Zaten oldukça zor bir yolda yürüdüklerini söyleyen Doğa, politik olarak da büyük bir baskı hissettiklerinden bahsediyor ama tüm bunlara rağmen “Ben ki burada kalmak, ülkemde hizmet vermek istiyorum, beni yetiştirmiş topraklara bir şeyleri geri döndürmek istiyorum” diyor.
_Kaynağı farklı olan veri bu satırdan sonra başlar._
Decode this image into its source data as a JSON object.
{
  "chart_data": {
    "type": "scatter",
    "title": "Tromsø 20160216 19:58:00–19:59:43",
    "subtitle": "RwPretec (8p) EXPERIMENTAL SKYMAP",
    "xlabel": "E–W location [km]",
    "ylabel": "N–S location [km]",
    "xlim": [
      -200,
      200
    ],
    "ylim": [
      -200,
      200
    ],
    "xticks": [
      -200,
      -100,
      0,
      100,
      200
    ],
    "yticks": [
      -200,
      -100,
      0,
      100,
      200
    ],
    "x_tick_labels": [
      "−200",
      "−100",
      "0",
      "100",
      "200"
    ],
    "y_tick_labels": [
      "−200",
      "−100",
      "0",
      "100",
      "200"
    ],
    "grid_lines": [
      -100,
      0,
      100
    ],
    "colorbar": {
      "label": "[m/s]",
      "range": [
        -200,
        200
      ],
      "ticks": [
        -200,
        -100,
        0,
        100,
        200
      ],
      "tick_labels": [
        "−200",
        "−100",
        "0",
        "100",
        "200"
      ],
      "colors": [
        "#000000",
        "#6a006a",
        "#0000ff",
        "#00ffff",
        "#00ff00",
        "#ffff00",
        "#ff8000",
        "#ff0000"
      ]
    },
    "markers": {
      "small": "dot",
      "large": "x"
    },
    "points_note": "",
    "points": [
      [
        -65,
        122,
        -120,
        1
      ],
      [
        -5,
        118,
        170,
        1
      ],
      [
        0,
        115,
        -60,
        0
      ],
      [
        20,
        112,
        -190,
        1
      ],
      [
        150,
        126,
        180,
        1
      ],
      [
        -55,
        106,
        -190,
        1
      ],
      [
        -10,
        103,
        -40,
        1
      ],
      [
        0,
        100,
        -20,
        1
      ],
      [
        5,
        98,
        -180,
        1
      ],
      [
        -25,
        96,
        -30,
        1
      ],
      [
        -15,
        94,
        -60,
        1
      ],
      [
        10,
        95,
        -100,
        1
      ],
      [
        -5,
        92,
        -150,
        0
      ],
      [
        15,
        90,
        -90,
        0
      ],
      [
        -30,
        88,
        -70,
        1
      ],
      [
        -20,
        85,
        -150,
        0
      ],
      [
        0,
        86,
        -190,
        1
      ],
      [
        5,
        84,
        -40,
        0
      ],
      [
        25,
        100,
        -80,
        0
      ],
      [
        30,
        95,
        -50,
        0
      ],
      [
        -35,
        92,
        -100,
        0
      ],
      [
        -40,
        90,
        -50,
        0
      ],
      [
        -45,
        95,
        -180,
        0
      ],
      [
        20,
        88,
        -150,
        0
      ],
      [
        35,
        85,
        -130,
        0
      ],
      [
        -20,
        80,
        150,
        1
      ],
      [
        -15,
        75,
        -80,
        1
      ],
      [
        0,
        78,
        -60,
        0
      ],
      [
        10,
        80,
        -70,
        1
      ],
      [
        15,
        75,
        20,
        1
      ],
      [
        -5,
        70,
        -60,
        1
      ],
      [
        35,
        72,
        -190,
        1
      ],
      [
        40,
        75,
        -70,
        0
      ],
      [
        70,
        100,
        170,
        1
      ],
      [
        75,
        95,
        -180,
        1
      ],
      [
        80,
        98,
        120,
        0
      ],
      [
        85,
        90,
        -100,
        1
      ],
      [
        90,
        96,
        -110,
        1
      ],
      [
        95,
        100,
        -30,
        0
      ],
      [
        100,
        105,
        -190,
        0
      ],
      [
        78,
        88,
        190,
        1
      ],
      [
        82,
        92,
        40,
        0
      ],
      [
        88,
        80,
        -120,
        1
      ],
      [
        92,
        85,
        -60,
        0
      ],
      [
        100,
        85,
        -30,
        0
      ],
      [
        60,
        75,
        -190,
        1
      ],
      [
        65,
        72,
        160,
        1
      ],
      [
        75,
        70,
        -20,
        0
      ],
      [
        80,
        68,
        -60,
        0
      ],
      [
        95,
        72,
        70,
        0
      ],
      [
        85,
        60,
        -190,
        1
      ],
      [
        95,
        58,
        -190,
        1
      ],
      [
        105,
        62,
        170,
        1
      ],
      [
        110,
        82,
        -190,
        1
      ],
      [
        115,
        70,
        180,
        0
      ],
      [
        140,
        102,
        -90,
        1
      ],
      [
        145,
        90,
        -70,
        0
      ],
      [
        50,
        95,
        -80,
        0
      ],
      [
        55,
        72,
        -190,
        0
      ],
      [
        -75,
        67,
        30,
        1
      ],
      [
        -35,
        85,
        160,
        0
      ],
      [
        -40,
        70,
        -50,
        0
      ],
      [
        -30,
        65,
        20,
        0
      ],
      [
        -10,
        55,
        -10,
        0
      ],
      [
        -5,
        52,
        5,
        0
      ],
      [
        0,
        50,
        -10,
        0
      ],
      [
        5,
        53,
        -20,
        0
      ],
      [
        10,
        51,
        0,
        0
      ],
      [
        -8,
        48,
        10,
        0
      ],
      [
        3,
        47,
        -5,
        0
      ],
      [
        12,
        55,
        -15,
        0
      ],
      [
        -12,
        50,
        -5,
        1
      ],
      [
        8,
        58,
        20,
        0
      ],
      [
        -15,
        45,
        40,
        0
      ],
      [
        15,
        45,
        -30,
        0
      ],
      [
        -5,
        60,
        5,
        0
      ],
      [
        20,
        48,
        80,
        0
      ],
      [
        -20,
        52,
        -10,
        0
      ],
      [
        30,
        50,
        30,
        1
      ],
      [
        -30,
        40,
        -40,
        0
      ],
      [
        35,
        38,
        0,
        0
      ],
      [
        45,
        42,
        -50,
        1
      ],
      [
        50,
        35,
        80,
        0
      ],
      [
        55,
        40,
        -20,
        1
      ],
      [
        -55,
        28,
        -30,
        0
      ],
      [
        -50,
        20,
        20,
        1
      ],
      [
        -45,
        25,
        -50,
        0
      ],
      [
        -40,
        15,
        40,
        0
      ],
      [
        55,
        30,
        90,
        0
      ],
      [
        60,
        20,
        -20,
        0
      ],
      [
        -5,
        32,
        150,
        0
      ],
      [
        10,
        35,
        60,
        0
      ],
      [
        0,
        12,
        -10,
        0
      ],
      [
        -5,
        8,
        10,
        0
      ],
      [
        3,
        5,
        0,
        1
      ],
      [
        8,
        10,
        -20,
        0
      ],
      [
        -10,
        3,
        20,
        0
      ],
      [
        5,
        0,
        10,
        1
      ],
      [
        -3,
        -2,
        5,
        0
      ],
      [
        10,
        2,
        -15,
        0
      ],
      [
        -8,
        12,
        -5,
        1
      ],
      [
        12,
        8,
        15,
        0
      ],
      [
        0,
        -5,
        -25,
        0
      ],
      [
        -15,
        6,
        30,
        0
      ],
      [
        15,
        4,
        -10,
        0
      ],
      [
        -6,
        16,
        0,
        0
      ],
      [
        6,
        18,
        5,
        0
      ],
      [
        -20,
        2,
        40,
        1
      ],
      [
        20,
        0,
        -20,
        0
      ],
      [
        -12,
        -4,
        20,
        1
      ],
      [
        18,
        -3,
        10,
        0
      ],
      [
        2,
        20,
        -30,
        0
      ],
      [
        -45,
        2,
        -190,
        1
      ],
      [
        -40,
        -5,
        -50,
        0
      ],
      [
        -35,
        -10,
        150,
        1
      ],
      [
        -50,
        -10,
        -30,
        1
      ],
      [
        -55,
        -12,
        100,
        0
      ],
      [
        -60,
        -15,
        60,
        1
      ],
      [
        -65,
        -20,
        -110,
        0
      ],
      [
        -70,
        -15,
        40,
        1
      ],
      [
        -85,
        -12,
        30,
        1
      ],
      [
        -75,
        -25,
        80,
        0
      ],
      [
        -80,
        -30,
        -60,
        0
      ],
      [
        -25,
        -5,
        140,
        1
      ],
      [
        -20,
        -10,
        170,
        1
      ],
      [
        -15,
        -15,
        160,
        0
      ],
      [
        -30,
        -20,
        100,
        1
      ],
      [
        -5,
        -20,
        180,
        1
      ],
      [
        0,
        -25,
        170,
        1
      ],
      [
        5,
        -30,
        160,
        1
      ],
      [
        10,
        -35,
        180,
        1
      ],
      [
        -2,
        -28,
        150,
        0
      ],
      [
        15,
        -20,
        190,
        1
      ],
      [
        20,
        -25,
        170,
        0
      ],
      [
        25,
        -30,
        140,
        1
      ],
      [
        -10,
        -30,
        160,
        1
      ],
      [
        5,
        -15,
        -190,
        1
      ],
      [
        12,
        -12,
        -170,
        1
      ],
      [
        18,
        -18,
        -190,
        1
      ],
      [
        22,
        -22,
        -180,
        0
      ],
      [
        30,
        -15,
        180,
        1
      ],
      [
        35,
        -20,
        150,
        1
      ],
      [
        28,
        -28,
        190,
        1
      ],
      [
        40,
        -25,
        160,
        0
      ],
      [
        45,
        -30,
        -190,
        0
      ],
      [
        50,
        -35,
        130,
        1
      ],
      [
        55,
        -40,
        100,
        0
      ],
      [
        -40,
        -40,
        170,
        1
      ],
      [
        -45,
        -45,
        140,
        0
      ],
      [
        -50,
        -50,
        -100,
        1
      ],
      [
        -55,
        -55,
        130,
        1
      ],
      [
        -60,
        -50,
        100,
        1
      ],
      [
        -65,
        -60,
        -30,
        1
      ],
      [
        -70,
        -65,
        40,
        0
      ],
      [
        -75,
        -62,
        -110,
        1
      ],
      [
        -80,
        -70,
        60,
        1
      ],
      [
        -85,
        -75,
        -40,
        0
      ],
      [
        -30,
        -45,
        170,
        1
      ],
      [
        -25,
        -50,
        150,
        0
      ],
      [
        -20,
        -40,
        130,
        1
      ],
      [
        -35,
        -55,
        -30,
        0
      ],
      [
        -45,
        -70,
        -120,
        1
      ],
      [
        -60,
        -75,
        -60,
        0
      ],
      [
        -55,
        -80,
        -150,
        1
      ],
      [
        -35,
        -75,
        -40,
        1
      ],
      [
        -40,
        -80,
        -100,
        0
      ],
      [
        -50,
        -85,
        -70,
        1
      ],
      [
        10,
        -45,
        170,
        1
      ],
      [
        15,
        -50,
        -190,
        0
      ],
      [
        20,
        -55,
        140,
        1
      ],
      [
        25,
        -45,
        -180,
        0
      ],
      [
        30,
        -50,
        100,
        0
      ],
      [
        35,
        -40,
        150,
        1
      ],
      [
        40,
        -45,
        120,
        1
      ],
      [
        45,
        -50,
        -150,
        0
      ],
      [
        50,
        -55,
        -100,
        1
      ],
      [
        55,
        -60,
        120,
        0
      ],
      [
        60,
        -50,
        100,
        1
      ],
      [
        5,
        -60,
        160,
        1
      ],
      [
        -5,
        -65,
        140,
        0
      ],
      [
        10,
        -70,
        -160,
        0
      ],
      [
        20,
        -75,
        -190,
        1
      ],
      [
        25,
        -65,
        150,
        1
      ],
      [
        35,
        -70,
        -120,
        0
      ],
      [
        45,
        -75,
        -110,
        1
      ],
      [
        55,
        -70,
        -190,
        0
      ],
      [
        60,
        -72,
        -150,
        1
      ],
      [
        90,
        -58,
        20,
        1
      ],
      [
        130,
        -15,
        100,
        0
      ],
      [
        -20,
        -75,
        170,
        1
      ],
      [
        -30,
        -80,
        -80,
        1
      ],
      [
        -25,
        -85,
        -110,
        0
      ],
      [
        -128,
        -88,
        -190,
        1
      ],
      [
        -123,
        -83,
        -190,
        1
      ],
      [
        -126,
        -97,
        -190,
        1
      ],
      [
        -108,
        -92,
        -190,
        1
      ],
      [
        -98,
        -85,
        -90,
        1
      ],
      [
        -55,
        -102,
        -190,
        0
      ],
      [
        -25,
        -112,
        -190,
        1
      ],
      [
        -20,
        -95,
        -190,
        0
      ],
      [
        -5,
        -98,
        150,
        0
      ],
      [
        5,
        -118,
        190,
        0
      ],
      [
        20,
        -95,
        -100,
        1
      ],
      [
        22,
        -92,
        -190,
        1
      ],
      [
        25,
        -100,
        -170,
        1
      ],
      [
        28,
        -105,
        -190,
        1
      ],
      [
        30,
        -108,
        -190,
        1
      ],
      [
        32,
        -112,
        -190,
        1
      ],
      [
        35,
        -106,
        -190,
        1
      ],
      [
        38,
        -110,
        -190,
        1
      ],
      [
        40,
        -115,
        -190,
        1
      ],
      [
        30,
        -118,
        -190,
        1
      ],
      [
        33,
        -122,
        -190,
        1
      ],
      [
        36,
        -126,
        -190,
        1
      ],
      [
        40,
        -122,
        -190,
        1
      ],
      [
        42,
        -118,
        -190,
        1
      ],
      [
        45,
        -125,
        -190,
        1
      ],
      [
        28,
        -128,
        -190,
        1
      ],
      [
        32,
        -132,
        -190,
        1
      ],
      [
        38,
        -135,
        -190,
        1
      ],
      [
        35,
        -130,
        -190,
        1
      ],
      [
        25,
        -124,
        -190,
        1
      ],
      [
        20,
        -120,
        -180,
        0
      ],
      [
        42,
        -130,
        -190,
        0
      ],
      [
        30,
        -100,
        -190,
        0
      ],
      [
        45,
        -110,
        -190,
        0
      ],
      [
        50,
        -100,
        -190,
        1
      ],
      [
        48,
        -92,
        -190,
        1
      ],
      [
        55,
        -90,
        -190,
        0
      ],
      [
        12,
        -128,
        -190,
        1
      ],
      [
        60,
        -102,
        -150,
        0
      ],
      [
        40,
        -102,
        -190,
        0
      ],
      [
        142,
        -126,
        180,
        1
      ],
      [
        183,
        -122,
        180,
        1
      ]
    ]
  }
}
ÖĞRENCİLER YURT DIŞINA GİTMEK İÇİN ÇALIŞIYOR
Mesleğini psikiyatrist olarak Türkiye’de icra etmek istediğini belirtirken, ne yazık ki bu meslek aşkının zamanla köreltildiğini söylüyor. Hemen yanımızdaki üniversite kütüphanesini göstererek “Şu kütüphanede benim yüzlerce arkadaşım şu an ders çalışıyorlar ama umutsuzlar. Neden çalıştıklarını sorduğumda çoğu yurtdışına gideceğini söylüyor, yurtdışını kurtuluş olarak görüyorlar. Burada kalmayı ceza olarak görüyorlar. Umutlarını oraya bağlamışlar ve hayatlarına bu motivasyonla devam ediyorlar. Türkiye’de kalan ya da yabancı dili olmayan arkadaşlarımın çoğunun yüzünde büyük bir çaresizlik büyük bir ne yapacağını bilmezlik okuyorum” diye konuşuyor.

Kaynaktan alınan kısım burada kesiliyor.